O duo que destruiu o Iraque (EUA e RU) e o trio que destroçou a Líbia (EUA, RU e França) ensaiam agora o mesmo na Síria. Os seus argumentos são fortes do ponto de vista militar, mas fracos do ponto de vista político. É precisamente porque não conseguem ganhar apoios entre os sírios e no mundo árabe contra o regime de Assad — por estarem politicamente desacreditados — que estão a perder a guerra, apesar dos milhões gastos a pagar e armar mercenários, apesar dos “instrutores militares” enviados para o terreno, apesar da divisão que fomentam entre a população síria. Recorrem por isso, sem qualquer pudor, à violência mais brutal, sem escrúpulo de legalidade ou justificação. Usam a ameaça de guerra na sua maior crueza, despida de pruridos diplomáticos: “Atacamos porque podemos fazê-lo”.

Não é a loucura nem a irresponsabilidade que campeiam — é a lógica, a que todo o capitalismo imperialista obedece, de levar a cabo a sua ambição económica e política por todos os meios, inclusive o militar.
E a coisa agrava-se com a crise em que se arrasta o mundo capitalista. É, antes de mais, a hegemonia do imperialismo norte-americano que está em causa. É também a decadência do Reino Unido, que se afunda economicamente e se isola da UE, ficando refém, se mais podia, dos EUA. E é ainda a fragilidade da França, a braços com uma crise social sem solução e que parece ver como única saída fazer render a sua supremacia militar no quadro da União Europeia.

A posição do governo português no caso, bem como a do presidente da República, só pode ser classificada como miserável.
Disse o governo, pela voz do ministro dos Negócios Estrangeiros (e o PR repetiu-o tal e qual), que “compreende as razões e a oportunidade” do ataque. Mas quais razões — as do uso de armas químicas, ainda por provar? E qual oportunidade — a de um ataque a mando de Trump, à revelia das Nações Unidas e antes que os inspectores apurassem qualquer coisa?
Brincam com a nossa inteligência.

A frágil resistência do governo e do MNE diante do caso Skripal ruiu por completo diante do caso Síria. Era demais, em coisa de uma semana, António Costa e Santos Silva passarem duas vezes entre os pingos da chuva.
Marcelo Rebelo de Sousa, aproveitou um discurso perante tropas (assinalando o “Dia do Combatente”, em que evocou “memória, orgulho e coragem”) para deixar vincado, usando uma vez mais as palavras do MNE, que se tratou de um ataque desencadeado “por três amigos e aliados”, como se isso fosse razão suficiente para o apoio a um acto de guerra contra um país soberano.

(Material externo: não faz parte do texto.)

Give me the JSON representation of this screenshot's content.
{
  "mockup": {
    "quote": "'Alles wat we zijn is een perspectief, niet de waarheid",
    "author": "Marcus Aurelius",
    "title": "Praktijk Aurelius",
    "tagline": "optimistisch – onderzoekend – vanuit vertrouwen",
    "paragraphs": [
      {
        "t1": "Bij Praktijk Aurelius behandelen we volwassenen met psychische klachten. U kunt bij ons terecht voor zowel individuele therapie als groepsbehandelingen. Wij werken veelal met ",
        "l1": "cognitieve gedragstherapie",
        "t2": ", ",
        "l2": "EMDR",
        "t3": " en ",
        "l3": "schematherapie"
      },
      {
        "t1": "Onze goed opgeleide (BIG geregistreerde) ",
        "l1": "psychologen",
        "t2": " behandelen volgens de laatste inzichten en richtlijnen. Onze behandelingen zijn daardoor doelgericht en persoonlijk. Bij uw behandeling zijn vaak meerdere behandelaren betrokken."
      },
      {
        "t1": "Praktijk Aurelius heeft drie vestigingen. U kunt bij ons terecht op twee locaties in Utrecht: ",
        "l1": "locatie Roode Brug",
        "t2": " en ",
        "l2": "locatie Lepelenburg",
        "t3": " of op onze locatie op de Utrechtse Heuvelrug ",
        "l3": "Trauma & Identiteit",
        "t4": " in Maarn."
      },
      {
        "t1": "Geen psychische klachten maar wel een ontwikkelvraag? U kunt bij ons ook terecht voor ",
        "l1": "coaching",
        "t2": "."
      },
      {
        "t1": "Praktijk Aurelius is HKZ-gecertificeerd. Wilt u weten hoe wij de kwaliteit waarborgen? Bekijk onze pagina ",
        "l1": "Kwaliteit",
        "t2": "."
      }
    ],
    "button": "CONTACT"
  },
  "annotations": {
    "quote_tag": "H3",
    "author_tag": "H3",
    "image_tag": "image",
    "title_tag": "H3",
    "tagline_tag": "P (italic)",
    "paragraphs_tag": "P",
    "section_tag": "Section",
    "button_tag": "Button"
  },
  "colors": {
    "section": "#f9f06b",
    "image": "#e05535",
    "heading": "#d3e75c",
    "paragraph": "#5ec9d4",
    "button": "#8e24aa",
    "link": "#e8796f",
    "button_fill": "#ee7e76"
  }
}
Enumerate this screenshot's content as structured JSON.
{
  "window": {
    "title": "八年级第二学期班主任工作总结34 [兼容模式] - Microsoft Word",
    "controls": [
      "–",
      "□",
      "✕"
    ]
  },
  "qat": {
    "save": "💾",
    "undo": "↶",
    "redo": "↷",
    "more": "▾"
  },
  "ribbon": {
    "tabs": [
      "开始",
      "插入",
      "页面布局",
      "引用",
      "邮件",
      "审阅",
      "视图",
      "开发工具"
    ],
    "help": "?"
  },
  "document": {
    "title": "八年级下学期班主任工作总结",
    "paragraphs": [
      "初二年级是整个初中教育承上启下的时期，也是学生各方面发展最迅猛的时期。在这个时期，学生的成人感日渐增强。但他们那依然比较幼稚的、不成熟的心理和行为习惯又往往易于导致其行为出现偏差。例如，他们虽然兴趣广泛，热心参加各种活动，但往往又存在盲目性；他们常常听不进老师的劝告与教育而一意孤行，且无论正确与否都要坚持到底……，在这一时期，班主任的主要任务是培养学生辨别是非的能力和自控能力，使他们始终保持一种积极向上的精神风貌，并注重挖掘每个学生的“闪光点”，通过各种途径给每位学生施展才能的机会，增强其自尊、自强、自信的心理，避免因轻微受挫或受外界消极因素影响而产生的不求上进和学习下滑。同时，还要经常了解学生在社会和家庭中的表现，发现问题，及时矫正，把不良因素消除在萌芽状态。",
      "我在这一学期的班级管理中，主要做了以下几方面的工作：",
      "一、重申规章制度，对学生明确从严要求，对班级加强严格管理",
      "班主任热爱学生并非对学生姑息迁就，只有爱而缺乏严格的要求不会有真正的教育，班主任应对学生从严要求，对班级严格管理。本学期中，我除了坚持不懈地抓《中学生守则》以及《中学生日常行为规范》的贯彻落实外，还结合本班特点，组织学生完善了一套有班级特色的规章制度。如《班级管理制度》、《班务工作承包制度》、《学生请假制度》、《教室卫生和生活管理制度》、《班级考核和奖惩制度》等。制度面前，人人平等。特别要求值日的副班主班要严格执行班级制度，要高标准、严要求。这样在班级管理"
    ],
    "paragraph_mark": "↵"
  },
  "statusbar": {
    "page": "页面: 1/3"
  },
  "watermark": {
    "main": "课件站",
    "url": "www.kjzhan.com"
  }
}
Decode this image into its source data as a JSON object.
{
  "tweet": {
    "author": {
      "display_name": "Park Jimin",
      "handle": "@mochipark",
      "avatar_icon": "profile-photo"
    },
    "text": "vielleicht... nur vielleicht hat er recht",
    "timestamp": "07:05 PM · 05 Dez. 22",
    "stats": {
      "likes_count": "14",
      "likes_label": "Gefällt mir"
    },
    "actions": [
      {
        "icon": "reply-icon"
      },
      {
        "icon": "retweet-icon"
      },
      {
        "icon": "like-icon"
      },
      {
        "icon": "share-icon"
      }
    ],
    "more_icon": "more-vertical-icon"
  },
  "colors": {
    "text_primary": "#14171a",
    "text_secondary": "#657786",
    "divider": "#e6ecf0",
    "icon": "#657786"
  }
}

Importa deixar dito — à semelhança do que concluiu a Audiência Portuguesa do Tribunal Mundial sobre o Iraque, em 2005 — que este comportamento dos responsáveis políticos portugueses os coloca, como Barroso e Portas há 15 anos, na posição de comparsas de um acto de guerra ilegal à luz do direito internacional, de cúmplices de um crime contra a Humanidade. E não é a estúpida falácia da “amizade” pelos “aliados” que os iliba.
A escola da Cimeira das Lajes deixou discípulos.


Comentários dos leitores

leonel clérigo 15/4/2018, 13:02

Julgo que tudo isto que nos está a acontecer deve-se em grande parte à decadência que foi entrando, de mansinho, pela porta do quintal do Ocidente. Mas há que encarar isto com certa “ética desportiva”: se atendermos ao que é conhecido da História do Homo Sapiens, quantas das suas brilhantes “civilizações” e “culturas” já entraram em decadência? E a “coisa” não tem - apesar dos altos e baixos - ido sempre “para a frente”?…Julgo então já poder dizer-se com alguma segurança e à maneira do Historiador de Arte suíço Heinrich Wölfflin: o “ocidente” já entrou na sua fase “barroca” (ou, talvez até, “maneirista”…)
A decadência do mundo capitalista “ocidental”, não é de hoje. A designada “civilização Europeia” e depois do seu “fogacho” brilhante da “revolução burguesa/industrial”, iniciou sua queda no fim da 2ª Guerra Mundial: entre os aliados “vencedores”, a França ficou “de rastos” e a Inglaterra teve que se apoiar, com a “transferência” do seu Império, na muleta dos USA.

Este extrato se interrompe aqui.